Still not sure? Or maybe our list made your decision even harder? Even the experts are torn on which shotgun is just the right choice for skeet. Like most things, everyone’s got an opinion and it’s usually based on personal tastes.

The main concern is that you use a shotgun rather than a rifle because it sprays shot instead of single bullets. (Good luck hitting a clay bird moving 45 mph through the air with a single bullet from a rifle.)

Safety is another big concern. Both skeet and trap are completed in groups. Shotguns make it easy to physically see from a reasonable distance whether or not someone’s gun is loaded.

Which brings us to another point: always walk around the range with your shotgun open and the barrel pointed down.

Finding Somewhere Perfect to Shoot


man in a striped shirt and ear protection skeet shooting with a shotgun

Image by dsjones via Pixabay

If you’re interested in learning how or where to shoot, the National Skeet Shooting Association will become your new best friend. Their website provides a nice search feature for finding clubs in your area – and most states have several.
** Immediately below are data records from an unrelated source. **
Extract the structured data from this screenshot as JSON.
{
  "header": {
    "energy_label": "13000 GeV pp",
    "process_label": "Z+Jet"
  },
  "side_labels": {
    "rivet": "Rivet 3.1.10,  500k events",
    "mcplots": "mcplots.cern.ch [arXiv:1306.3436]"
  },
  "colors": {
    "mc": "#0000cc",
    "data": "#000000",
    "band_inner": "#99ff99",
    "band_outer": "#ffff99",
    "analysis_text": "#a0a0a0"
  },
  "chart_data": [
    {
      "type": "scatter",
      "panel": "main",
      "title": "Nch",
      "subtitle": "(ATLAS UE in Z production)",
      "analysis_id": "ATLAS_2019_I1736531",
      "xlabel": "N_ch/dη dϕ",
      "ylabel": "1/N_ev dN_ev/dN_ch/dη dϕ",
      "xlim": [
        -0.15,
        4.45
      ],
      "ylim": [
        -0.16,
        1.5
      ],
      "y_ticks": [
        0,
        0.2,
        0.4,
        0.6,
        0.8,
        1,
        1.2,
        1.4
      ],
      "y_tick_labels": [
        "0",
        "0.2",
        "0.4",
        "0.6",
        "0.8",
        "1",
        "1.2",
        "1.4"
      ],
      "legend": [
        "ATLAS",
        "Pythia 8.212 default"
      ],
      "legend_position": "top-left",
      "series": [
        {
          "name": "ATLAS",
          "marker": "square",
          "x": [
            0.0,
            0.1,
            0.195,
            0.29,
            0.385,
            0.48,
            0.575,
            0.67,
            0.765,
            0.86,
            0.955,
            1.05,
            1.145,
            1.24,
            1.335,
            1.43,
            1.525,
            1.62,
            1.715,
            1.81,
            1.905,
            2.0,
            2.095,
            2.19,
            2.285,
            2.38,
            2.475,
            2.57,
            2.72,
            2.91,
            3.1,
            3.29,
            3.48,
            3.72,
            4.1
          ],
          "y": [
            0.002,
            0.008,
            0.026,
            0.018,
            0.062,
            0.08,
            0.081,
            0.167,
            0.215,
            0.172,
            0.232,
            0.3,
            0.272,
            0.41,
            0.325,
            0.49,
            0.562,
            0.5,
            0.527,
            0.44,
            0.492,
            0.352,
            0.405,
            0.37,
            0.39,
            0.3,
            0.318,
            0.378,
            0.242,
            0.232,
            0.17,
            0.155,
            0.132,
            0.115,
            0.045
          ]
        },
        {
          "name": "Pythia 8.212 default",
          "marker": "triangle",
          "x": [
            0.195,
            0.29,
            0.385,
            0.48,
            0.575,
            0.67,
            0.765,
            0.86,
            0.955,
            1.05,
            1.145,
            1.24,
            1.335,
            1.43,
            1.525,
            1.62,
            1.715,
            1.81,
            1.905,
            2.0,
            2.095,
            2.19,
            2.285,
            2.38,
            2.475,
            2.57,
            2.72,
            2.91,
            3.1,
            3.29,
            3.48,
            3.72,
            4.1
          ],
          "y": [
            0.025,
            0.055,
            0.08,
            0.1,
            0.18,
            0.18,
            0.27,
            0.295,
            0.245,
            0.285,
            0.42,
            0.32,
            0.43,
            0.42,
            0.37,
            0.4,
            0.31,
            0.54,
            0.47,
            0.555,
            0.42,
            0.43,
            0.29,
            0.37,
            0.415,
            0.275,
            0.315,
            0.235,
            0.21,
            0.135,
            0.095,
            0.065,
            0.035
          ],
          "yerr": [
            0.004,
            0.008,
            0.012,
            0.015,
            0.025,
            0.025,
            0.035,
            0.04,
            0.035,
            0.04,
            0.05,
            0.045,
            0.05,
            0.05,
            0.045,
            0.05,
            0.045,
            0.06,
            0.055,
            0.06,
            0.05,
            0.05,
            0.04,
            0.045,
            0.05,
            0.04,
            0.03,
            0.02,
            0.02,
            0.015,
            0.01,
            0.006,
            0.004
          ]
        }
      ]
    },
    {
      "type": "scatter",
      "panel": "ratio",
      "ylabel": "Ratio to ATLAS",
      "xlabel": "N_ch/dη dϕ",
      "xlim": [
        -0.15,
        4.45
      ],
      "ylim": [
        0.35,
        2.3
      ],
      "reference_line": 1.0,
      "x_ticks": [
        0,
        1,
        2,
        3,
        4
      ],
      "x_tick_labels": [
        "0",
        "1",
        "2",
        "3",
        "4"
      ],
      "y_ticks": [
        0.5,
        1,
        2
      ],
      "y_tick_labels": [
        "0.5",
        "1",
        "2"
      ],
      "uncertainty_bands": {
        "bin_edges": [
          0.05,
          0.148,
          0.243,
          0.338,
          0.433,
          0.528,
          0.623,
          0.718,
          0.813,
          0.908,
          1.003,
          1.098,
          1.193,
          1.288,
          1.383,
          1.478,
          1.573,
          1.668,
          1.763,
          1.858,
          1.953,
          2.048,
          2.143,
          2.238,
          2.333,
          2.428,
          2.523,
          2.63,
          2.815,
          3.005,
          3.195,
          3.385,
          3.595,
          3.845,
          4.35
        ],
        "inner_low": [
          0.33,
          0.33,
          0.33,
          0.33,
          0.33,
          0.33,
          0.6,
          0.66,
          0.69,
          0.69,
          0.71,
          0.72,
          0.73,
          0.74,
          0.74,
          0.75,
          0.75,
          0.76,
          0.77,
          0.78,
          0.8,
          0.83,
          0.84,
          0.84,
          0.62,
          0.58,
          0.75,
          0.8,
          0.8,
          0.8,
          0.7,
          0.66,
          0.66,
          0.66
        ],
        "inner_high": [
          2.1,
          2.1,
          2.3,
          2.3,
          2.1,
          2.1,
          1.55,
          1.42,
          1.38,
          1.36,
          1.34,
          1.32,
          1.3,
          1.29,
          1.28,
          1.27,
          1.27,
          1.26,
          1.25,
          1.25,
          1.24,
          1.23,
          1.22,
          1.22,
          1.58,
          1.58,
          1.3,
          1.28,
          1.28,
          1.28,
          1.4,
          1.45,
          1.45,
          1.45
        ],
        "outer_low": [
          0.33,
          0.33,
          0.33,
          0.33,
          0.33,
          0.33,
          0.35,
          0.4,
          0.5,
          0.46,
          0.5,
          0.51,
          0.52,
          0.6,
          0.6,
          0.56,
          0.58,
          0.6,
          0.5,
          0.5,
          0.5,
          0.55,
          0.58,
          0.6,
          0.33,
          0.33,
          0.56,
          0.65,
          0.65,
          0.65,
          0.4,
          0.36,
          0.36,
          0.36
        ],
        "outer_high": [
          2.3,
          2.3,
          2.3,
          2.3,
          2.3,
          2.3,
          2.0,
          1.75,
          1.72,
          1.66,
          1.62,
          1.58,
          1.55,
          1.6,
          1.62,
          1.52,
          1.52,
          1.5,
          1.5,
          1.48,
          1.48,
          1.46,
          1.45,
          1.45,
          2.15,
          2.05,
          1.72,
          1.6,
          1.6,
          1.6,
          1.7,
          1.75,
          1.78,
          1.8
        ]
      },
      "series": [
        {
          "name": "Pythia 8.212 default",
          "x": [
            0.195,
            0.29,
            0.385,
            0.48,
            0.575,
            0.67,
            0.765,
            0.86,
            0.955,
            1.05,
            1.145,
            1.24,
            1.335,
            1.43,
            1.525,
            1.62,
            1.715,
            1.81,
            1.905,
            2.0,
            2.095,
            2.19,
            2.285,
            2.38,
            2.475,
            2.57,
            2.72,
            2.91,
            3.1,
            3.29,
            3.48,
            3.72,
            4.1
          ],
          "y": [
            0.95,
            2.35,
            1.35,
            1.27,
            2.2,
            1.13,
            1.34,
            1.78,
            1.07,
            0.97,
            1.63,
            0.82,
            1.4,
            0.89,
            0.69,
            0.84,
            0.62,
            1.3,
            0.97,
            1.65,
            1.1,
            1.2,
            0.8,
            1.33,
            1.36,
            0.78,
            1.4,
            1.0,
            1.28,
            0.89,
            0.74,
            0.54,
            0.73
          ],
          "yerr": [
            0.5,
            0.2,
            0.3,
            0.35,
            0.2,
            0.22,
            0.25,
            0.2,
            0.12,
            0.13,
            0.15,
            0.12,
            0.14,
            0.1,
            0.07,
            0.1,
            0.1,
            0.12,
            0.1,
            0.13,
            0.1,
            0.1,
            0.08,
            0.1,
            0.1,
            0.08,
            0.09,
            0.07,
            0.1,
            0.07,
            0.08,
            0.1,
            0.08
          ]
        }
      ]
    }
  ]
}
Keep in mind that many clubs might require private membership fees to join and shoot on a regular basis. If you’re really serious about skeet shooting, you can make a commitment to shoot on a weekly, bi-weekly, or monthly basis with your home club. You can also participate in state, regional, and national competitions.

Don’t feel overwhelmed if that sounds like things are moving too fast. You can always inquire within the club about training or open shoot days for non-members.

Everyone needs to start somewhere and the shooting community takes the sport very seriously so no one will look down on you for not understanding something – they'll want to help.

Now it’s time to pick your gun and find a club – happy shooting!